How Sonic The Hedgehog Was Saved After Initial Fan Backlash

How Sonic The Hedgehog Was Saved After Initial Fan Backlash
Credit: Source: Ubergizmo.com

Sonic The Hedgehog came upon serious problems when it was delayed last April after a massive internet backlash due to the depiction of the Sonic character.

Over the last few years, social media reception has actually proved to be the death of many movies before they've even come out, and Sonic was just another example of this, a report from Los Angeles Times recently suggested.

Reportedly, fans weren't happy with the way the Sonic character was created, including his teeth which people online described as "nightmare fuel," due to the combination of the real and animated influence of how his teeth were portrayed.

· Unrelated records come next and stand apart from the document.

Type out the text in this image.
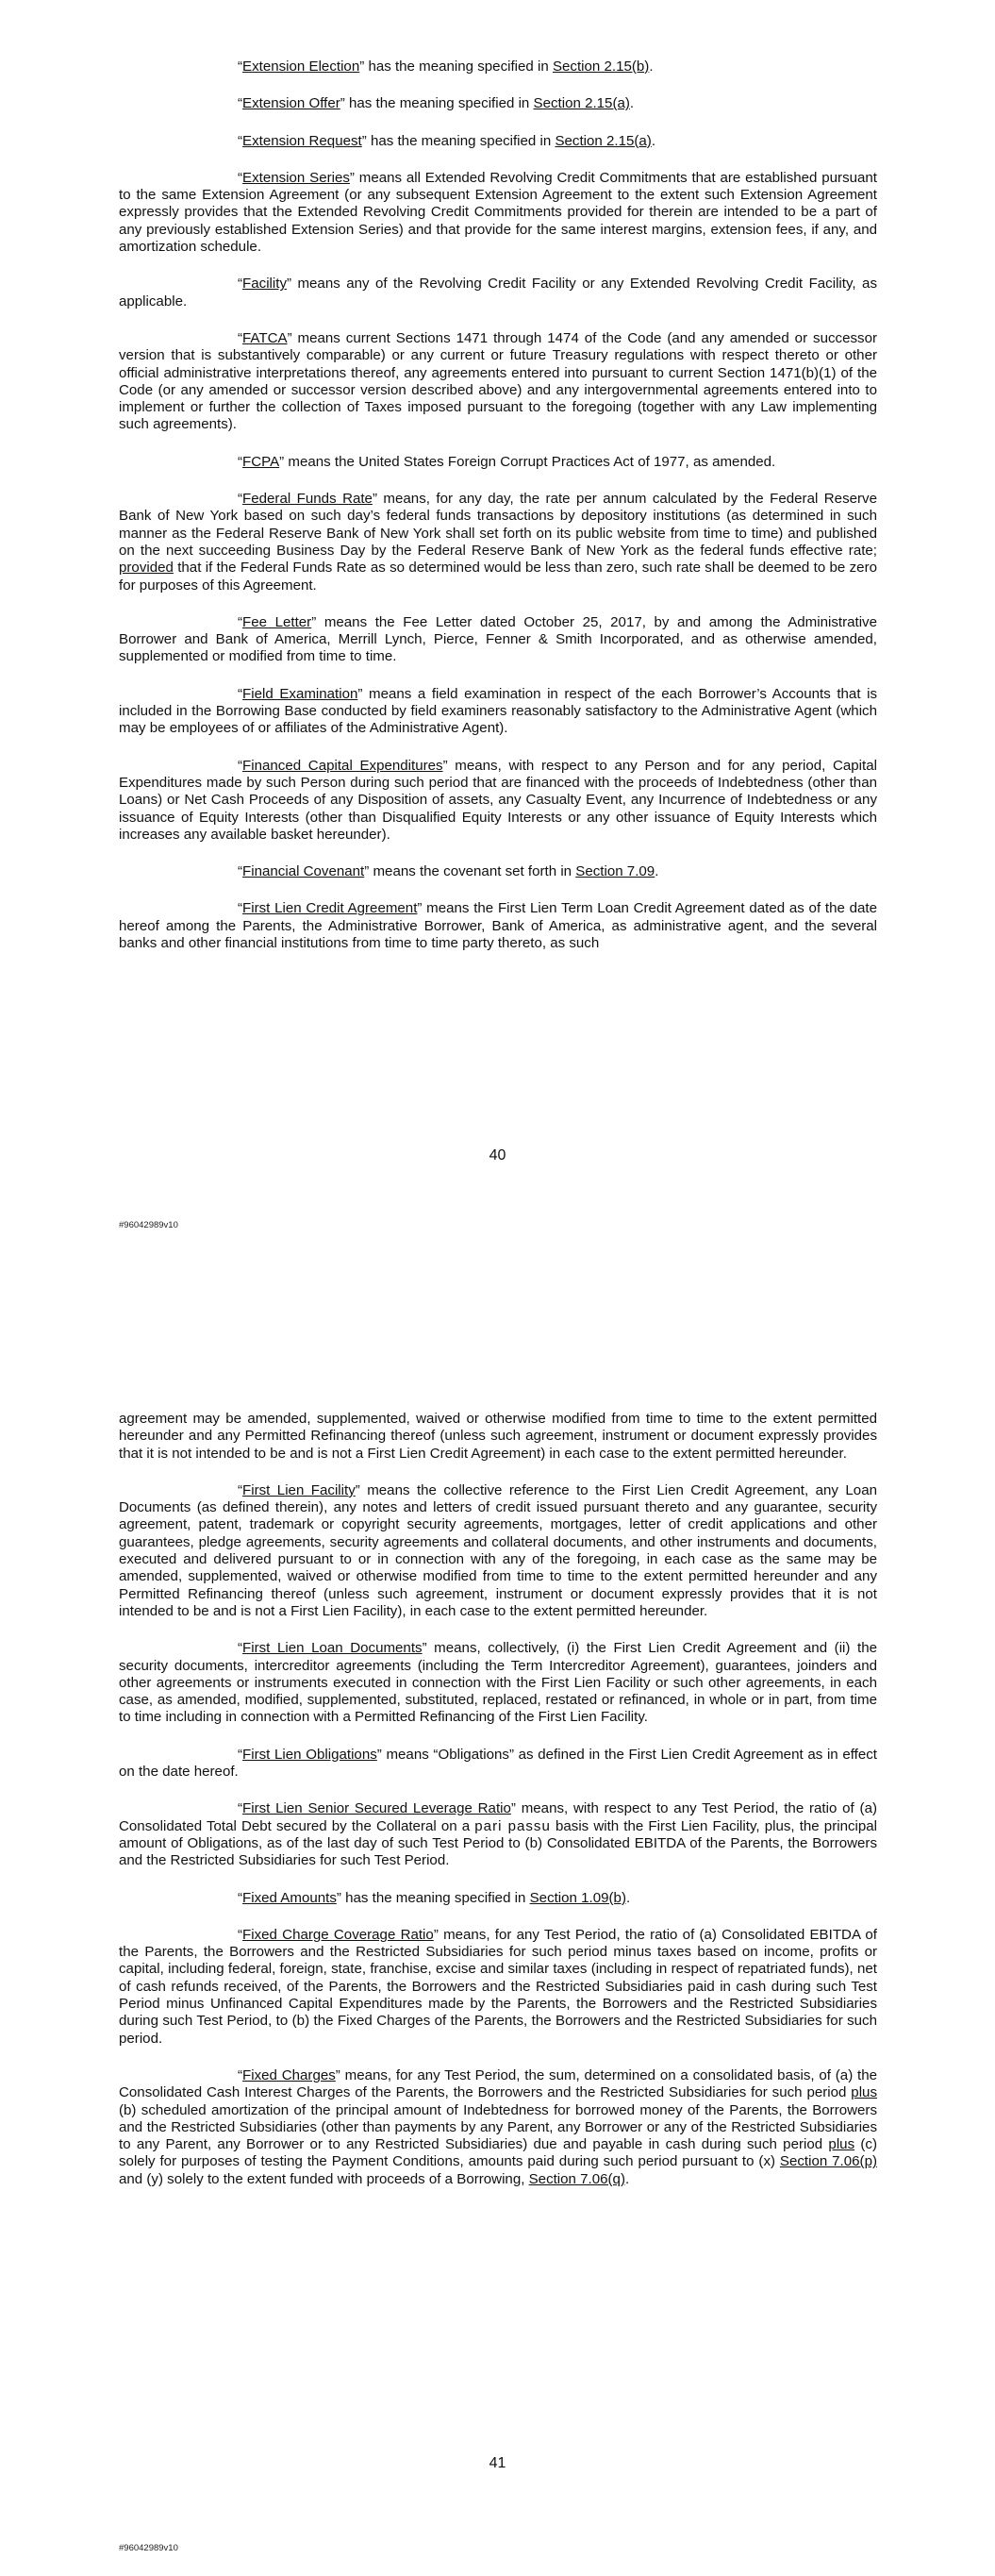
“Extension Election” has the meaning specified in Section 2.15(b).

“Extension Offer” has the meaning specified in Section 2.15(a).

“Extension Request” has the meaning specified in Section 2.15(a).

“Extension Series” means all Extended Revolving Credit Commitments that are established pursuant to the same Extension Agreement (or any subsequent Extension Agreement to the extent such Extension Agreement expressly provides that the Extended Revolving Credit Commitments provided for therein are intended to be a part of any previously established Extension Series) and that provide for the same interest margins, extension fees, if any, and amortization schedule.

“Facility” means any of the Revolving Credit Facility or any Extended Revolving Credit Facility, as applicable.

“FATCA” means current Sections 1471 through 1474 of the Code (and any amended or successor version that is substantively comparable) or any current or future Treasury regulations with respect thereto or other official administrative interpretations thereof, any agreements entered into pursuant to current Section 1471(b)(1) of the Code (or any amended or successor version described above) and any intergovernmental agreements entered into to implement or further the collection of Taxes imposed pursuant to the foregoing (together with any Law implementing such agreements).

“FCPA” means the United States Foreign Corrupt Practices Act of 1977, as amended.

“Federal Funds Rate” means, for any day, the rate per annum calculated by the Federal Reserve Bank of New York based on such day’s federal funds transactions by depository institutions (as determined in such manner as the Federal Reserve Bank of New York shall set forth on its public website from time to time) and published on the next succeeding Business Day by the Federal Reserve Bank of New York as the federal funds effective rate; provided that if the Federal Funds Rate as so determined would be less than zero, such rate shall be deemed to be zero for purposes of this Agreement.

“Fee Letter” means the Fee Letter dated October 25, 2017, by and among the Administrative Borrower and Bank of America, Merrill Lynch, Pierce, Fenner & Smith Incorporated, and as otherwise amended, supplemented or modified from time to time.

“Field Examination” means a field examination in respect of the each Borrower’s Accounts that is included in the Borrowing Base conducted by field examiners reasonably satisfactory to the Administrative Agent (which may be employees of or affiliates of the Administrative Agent).

“Financed Capital Expenditures” means, with respect to any Person and for any period, Capital Expenditures made by such Person during such period that are financed with the proceeds of Indebtedness (other than Loans) or Net Cash Proceeds of any Disposition of assets, any Casualty Event, any Incurrence of Indebtedness or any issuance of Equity Interests (other than Disqualified Equity Interests or any other issuance of Equity Interests which increases any available basket hereunder).

“Financial Covenant” means the covenant set forth in Section 7.09.

“First Lien Credit Agreement” means the First Lien Term Loan Credit Agreement dated as of the date hereof among the Parents, the Administrative Borrower, Bank of America, as administrative agent, and the several banks and other financial institutions from time to time party thereto, as such

40
#96042989v10

agreement may be amended, supplemented, waived or otherwise modified from time to time to the extent permitted hereunder and any Permitted Refinancing thereof (unless such agreement, instrument or document expressly provides that it is not intended to be and is not a First Lien Credit Agreement) in each case to the extent permitted hereunder.

“First Lien Facility” means the collective reference to the First Lien Credit Agreement, any Loan Documents (as defined therein), any notes and letters of credit issued pursuant thereto and any guarantee, security agreement, patent, trademark or copyright security agreements, mortgages, letter of credit applications and other guarantees, pledge agreements, security agreements and collateral documents, and other instruments and documents, executed and delivered pursuant to or in connection with any of the foregoing, in each case as the same may be amended, supplemented, waived or otherwise modified from time to time to the extent permitted hereunder and any Permitted Refinancing thereof (unless such agreement, instrument or document expressly provides that it is not intended to be and is not a First Lien Facility), in each case to the extent permitted hereunder.

“First Lien Loan Documents” means, collectively, (i) the First Lien Credit Agreement and (ii) the security documents, intercreditor agreements (including the Term Intercreditor Agreement), guarantees, joinders and other agreements or instruments executed in connection with the First Lien Facility or such other agreements, in each case, as amended, modified, supplemented, substituted, replaced, restated or refinanced, in whole or in part, from time to time including in connection with a Permitted Refinancing of the First Lien Facility.

“First Lien Obligations” means “Obligations” as defined in the First Lien Credit Agreement as in effect on the date hereof.

“First Lien Senior Secured Leverage Ratio” means, with respect to any Test Period, the ratio of (a) Consolidated Total Debt secured by the Collateral on a pari passu basis with the First Lien Facility, plus, the principal amount of Obligations, as of the last day of such Test Period to (b) Consolidated EBITDA of the Parents, the Borrowers and the Restricted Subsidiaries for such Test Period.

“Fixed Amounts” has the meaning specified in Section 1.09(b).

“Fixed Charge Coverage Ratio” means, for any Test Period, the ratio of (a) Consolidated EBITDA of the Parents, the Borrowers and the Restricted Subsidiaries for such period minus taxes based on income, profits or capital, including federal, foreign, state, franchise, excise and similar taxes (including in respect of repatriated funds), net of cash refunds received, of the Parents, the Borrowers and the Restricted Subsidiaries paid in cash during such Test Period minus Unfinanced Capital Expenditures made by the Parents, the Borrowers and the Restricted Subsidiaries during such Test Period, to (b) the Fixed Charges of the Parents, the Borrowers and the Restricted Subsidiaries for such period.

“Fixed Charges” means, for any Test Period, the sum, determined on a consolidated basis, of (a) the Consolidated Cash Interest Charges of the Parents, the Borrowers and the Restricted Subsidiaries for such period plus (b) scheduled amortization of the principal amount of Indebtedness for borrowed money of the Parents, the Borrowers and the Restricted Subsidiaries (other than payments by any Parent, any Borrower or any of the Restricted Subsidiaries to any Parent, any Borrower or to any Restricted Subsidiaries) due and payable in cash during such period plus (c) solely for purposes of testing the Payment Conditions, amounts paid during such period pursuant to (x) Section 7.06(p) and (y) solely to the extent funded with proceeds of a Borrowing, Section 7.06(q).

41
#96042989v10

Jeff Fowler, the first-time feature director, recently claimed to the Los Angeles Times that the social media backlash against the character actually hurt quite a bit. The director stated that he was feeling pretty sorry for himself when the fans first came for the image of Sonic online.

But rather than mope around in self-pity, he and the rest of the team decided to bring the character's image much closer to the original portrayal that first kicked off in the early 1990s. As most know, the film industry in recent years has continued to rely on pre-existing brands and series.

For that reason, fan nostalgia isn't always easy to please. For instance, Universal Pictures' new film, Cats, based on the Andrew Lloyd Webber musical, was panned during the release of its first trailer, and it never really recovered from the initial backlash.

But on the other side of the coin, Walt Disney Studios refused to give in to the hatred of Will Smith's portrayal of The Genie, which some fans considered as weird-looking and bizarre. Aladdin then went on to gross more than $1 billion at the box office.

According to Fowler, the first design of the Sonic character sparked backlash because they chose to use "too much realism." Rather than do it that way, they then chose to bring in more of a cartoon-like quality to the character which also brought it much closer to the original character's image.